If not, there's always Optima or Lydian... or even Radiant. (Or should I try to defend the notion that its cousin, Peignot Bold, is the "new blackletter" for our time?)
John, we’re talking about “todays”, not way back back in the 20th century.
(Cue Robin Williamson song…)
Ryan, you know that blackletter doesn't have to be dark, right?
Well as far as I'm aware, no, the darkness is very important to what blackletter is. That's where the name comes from, no? (so dark that there is more black(ink) on the page than white(space))?
See Duc de Berry, Clairvaux, etc...
American Indians were misnamed by ignorants too.
The f uck? American Indians? Lol..
Okay, so there is a 'light' blackletter or something? I honestly have never heard of this.
When you refer to blackletter you're merely thinking of textura. Look at the rest of the family. Just put on your google goggles.
Yes, the Textura!
But I thought Blackletter was the 'style' that defined textura?
So is this or is this not a blackletter?
It's Karl-hairline, designed for the New York Times T Magazine by Berton Hasebe.
Consists of: Textura, fraktur, bastarda (bâtarde, schwabacher), rotunda …
As a conversation about relative popularity perhaps. Anything beyond that is a non sequitur.
Should I change the name of the thread to 'Compacta is today's Textura'?
So Ryan, are you defining "blackletter" solely by its "color?" If that is the case, you would have to agree that Compacta is the new "Old English," which is more stupid than the term "Old English." Is this what qualifies as a real thread or am I having a nightmare?
Look up Textus Precissus!
Ryan, I'm sorry but you really do not know what you are talking about, and you are using terms without understanding their conventional and specialist meanings, or the context of their origins. What characterises the various blackletter styles are their modes of letter construction, and since all originated as formal bookhands to suggest that blackletter is by nature 'partly about decoration "for the sake of decoration"' is simply not true. Decorative blackletter styles are mostly later developments, notably products of Victorian signpainting and engraving, ergo 'Old English'.
This, at least, is a good question, because it enables one to see the basic problem with your whole approach. Ask yourself, what distinguishes textura from other forms of blackletter? It isn't particularly the weight or the horizontal compression, because those can be found in other blackletter styles too. Rather, what enables one to look at a sample of writing or type and classify it as textura is the construction of the letters, what a scribe (hi, Michael) will call the ductus.
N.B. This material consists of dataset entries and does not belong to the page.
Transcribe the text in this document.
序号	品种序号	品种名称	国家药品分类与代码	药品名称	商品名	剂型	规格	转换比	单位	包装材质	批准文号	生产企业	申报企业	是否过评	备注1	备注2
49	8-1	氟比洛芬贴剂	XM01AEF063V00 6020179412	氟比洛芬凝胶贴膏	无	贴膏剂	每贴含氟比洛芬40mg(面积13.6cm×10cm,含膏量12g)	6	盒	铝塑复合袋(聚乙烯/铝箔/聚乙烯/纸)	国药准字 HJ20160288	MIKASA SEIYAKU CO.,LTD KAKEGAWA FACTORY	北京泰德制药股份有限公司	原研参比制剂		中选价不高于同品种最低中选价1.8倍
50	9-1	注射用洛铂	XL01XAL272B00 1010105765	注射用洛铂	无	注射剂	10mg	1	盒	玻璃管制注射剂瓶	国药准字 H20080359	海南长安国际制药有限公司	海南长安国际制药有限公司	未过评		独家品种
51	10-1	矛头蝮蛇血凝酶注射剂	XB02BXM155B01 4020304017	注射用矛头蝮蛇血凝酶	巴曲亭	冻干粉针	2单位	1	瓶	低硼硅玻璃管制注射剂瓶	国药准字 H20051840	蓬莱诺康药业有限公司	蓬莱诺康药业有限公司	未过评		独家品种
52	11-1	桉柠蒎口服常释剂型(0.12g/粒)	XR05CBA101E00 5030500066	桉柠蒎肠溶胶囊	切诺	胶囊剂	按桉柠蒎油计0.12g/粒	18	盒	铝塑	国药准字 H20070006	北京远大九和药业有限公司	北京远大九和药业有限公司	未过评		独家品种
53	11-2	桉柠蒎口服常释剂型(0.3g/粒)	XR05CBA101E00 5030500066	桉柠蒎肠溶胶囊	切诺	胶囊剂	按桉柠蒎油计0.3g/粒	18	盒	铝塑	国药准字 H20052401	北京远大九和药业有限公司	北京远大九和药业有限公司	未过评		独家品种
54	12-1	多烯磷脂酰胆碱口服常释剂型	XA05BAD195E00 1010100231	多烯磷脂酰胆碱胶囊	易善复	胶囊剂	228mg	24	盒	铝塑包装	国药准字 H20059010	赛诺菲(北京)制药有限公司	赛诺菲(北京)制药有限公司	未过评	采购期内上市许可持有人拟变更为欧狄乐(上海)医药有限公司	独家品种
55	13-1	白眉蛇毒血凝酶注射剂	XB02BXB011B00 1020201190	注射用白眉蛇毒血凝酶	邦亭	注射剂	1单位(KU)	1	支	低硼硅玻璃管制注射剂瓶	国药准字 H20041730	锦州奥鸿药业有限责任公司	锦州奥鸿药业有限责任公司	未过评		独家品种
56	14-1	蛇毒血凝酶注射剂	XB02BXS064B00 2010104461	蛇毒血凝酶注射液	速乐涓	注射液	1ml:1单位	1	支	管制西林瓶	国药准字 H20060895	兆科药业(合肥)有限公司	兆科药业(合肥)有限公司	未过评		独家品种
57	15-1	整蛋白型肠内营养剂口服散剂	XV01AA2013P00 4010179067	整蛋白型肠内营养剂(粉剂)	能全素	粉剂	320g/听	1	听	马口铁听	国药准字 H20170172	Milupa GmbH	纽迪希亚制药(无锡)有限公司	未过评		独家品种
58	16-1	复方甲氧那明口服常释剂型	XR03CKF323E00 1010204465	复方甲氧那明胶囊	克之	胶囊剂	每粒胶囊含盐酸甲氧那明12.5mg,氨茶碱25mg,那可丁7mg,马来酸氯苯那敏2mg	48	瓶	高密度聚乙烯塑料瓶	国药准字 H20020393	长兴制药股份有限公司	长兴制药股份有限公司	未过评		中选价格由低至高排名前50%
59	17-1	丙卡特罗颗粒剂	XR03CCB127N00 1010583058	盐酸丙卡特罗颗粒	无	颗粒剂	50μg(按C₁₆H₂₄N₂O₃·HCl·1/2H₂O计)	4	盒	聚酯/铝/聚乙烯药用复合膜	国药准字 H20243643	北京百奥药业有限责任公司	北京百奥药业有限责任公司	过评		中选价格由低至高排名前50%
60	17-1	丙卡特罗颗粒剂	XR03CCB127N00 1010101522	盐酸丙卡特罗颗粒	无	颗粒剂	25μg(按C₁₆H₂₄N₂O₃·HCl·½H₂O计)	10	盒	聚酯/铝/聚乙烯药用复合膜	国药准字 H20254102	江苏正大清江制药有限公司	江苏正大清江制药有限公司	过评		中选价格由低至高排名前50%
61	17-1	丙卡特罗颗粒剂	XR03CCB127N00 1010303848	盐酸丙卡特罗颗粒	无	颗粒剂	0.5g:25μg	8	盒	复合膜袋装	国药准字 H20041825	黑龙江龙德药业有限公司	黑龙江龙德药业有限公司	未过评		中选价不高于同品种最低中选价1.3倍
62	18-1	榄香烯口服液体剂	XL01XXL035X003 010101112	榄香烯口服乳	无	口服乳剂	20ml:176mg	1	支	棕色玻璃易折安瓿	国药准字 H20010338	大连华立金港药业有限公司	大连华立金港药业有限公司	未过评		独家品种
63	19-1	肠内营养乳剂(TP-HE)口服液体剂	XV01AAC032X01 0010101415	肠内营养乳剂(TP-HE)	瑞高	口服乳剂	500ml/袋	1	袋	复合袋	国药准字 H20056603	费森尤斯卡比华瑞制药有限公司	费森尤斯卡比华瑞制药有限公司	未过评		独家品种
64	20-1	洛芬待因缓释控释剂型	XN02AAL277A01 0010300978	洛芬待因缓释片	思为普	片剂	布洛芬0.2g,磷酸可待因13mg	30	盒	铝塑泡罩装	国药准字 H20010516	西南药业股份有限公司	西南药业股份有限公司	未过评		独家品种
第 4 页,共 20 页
So you can only suggest that Compacta and similar styles are 'today's Textura' if by this you mean only 'Compacta is today's heavy and narrow style of type' and that as such it is a kind of parallel to earlier heavy and narrow styles of type, of which you have chosen textura as an example. To what degree is the second part of this true? Is there a parallel? I don't really think so, at least not in general typographic terms, because I don't see much of a similarity in the way types like Compacta are used. Remember, textura was, as the name suggests, a text face, whereas Compacta is a display face. I think Michael is closer with his jest that Compacta is the new Old English, since if there were a parallel it would be in display lettering, and we're back to those Victorian signpainters who wanted heavy for impact and narrow for fit.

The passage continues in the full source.